Never was there a pleasanter chat by any little party than by that which assembled in Mrs. Murdoch's best parlour that evening. All hearts were full of thankfulness, and though there were some painful subjects discussed, yet the joyful ones far more than counterbalanced them.
Mr. Brunton found out, in the course of the evening, that he had something very important to do, and probably Mrs. Weston discovered her assistance was needed as well, for the friends found themselves, after a while, alone, which was what they both wanted.
"You have heard, Hardy, of all the strange things that have happened to me?" George began, hesitatingly. "I should like to be able to tell you all about them; but, somehow, I don't know how to put such matters into words."
"You mean, George, that one great, solemn, joyful event which has made your life now something worth living for," said Hardy, relieving him of a difficulty. "I cannot tell you how glad I am to know it. The past two years have been funny ones to both of us. Religion has been ground on which we have not been able to tread together, as you know: but, thank goodness, that has all gone by. Now, I must tell you my mind, George," he continued, in that frank, manly way which was so natural to him; "I never gave you credit for sincerity when you took up with those strange notions which were so dangerous to you. I believed then that they were convenient principles, which might be stretched and made to agree with the dictates of your inclination.
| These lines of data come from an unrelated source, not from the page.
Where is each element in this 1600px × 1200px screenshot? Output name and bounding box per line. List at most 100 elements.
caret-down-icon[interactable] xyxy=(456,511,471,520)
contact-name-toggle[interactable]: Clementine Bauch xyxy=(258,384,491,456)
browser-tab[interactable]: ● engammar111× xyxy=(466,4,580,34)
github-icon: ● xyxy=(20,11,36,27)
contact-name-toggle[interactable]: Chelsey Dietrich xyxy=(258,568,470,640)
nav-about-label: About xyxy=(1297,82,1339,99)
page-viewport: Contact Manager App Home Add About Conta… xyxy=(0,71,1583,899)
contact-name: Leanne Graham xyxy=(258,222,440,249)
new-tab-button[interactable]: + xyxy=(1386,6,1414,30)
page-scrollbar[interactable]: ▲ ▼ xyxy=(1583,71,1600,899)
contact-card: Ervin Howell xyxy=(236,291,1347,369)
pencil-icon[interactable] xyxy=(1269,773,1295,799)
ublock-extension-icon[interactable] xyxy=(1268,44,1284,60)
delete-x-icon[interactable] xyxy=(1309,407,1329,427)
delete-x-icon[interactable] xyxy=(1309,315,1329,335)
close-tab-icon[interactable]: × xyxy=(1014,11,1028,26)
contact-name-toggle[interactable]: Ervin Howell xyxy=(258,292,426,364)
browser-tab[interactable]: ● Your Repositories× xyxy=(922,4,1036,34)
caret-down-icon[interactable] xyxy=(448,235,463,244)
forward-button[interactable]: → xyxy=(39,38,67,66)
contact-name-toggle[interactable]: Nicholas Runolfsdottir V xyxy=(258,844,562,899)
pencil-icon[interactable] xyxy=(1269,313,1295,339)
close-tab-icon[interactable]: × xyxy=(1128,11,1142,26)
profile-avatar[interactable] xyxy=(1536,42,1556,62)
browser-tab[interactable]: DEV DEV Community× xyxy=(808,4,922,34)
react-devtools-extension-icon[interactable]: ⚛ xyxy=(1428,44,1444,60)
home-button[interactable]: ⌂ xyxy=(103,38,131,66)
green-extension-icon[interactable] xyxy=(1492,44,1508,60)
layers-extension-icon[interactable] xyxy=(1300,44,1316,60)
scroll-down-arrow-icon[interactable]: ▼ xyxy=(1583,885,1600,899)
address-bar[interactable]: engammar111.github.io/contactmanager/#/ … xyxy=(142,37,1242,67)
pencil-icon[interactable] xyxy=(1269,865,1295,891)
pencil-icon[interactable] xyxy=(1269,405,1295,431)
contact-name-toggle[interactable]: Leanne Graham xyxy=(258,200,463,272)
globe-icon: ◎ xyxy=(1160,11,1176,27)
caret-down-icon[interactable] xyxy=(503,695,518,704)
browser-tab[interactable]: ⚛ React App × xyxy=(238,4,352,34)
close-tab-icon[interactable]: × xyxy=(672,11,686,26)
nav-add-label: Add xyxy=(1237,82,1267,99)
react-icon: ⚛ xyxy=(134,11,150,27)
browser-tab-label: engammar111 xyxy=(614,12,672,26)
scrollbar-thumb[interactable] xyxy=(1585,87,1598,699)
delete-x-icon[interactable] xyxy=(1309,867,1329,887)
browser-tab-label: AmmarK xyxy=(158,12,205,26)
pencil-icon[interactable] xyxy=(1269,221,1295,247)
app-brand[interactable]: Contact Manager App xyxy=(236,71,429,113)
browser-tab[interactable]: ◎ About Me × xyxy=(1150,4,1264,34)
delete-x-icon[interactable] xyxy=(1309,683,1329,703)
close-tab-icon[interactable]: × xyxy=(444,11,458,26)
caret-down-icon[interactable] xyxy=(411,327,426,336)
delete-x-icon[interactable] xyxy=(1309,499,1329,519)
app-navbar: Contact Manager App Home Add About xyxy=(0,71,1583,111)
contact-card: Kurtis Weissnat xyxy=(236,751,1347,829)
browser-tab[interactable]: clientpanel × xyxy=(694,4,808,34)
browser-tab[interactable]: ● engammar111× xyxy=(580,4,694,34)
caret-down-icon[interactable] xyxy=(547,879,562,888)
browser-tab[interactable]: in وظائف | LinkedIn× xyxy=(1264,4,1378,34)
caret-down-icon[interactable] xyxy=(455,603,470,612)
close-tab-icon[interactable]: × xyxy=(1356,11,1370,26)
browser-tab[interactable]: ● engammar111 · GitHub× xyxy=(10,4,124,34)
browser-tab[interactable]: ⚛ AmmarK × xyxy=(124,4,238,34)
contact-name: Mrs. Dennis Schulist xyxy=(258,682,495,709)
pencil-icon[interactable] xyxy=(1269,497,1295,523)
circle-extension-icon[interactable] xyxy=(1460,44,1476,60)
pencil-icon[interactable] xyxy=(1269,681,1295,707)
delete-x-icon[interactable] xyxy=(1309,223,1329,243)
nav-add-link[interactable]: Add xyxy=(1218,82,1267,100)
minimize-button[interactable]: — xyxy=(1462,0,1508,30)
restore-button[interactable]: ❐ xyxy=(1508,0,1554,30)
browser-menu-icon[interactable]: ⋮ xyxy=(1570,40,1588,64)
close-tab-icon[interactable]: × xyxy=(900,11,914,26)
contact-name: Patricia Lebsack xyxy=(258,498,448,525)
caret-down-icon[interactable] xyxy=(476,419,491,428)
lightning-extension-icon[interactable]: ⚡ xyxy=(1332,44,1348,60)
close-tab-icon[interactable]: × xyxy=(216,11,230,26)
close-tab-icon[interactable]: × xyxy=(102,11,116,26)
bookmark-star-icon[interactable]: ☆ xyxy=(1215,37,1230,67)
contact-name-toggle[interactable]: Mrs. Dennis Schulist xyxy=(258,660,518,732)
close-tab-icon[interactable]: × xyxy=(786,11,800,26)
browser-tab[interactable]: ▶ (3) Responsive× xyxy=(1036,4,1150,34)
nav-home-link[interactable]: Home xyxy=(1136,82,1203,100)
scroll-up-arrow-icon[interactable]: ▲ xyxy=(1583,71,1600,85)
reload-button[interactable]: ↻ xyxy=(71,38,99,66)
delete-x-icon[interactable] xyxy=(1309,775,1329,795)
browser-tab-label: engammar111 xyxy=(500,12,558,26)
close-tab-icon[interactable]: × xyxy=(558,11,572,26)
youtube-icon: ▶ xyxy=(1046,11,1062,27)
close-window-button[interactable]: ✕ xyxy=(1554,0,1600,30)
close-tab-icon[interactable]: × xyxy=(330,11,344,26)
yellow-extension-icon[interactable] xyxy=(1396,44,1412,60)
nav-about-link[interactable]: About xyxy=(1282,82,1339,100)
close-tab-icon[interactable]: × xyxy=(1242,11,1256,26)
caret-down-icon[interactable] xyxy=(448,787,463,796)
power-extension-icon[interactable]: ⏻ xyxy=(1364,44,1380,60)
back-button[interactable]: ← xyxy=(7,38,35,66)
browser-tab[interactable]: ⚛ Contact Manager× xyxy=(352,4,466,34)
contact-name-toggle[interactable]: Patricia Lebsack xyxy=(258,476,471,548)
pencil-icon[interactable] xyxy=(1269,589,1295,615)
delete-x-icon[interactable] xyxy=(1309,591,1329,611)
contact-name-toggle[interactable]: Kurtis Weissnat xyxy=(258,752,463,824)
I do not say you did not believe what you professed, but I always thought that you forced yourself into that belief by self-deception. Now, wait, don't interrupt me. I know what you are going to say; but whatever harm you did to others—God only knows that—I do not think your change in sentiment did any harm to me! For this reason—I saw you were not straightforward with your own heart, and I felt sure you slighted that pure and holy religion in which we had been instructed from childhood, not because in your heart of hearts you disbelieved it, but because it condemned that course of conduct which you were pursuing. Now, was it not so?"
"Yes, Hardy, you are right. I can trace out now the processes of thought through which I passed, to lead me to think and act as I did; and I never knew before what a wretchedly poor thing a morally endowed, intelligent human being is in his own strength. I did not know how weak I was. I did feel sometimes oppressed with the idea that I was willingly blindfolding myself—but, somehow, an argument was always at hand to weigh down this feeling. But tell me why you think my endeavours to make you believe as I did never did you injury? God grant they may not to others."
"Why, when I observed you, as I tell you I did, it was impossible for me not to be on my guard. Nay, more, this question tormented me daily, 'You believe George disregards religion, because it condemns him; if you regard that religion, but do not practise it, does it not condemn you?' Now this was a home-thrust, George, which I could not parry off. I tried to determine not to be such a cowardly, mean-spirited creature as to try and cheat God by pretending to believe Him, and yet fight under false colours against Him; and so I gave up many of my old habits, and tried to start afresh. And now, George, you don't know how thankful I am that you are different to what you were. We have studied many things together, joined in many plans and purposes; and now I hope we shall be able to study the highest and best thing in earth or heaven—what God's will is, and how to do it."
That desire became the watchword of their lives.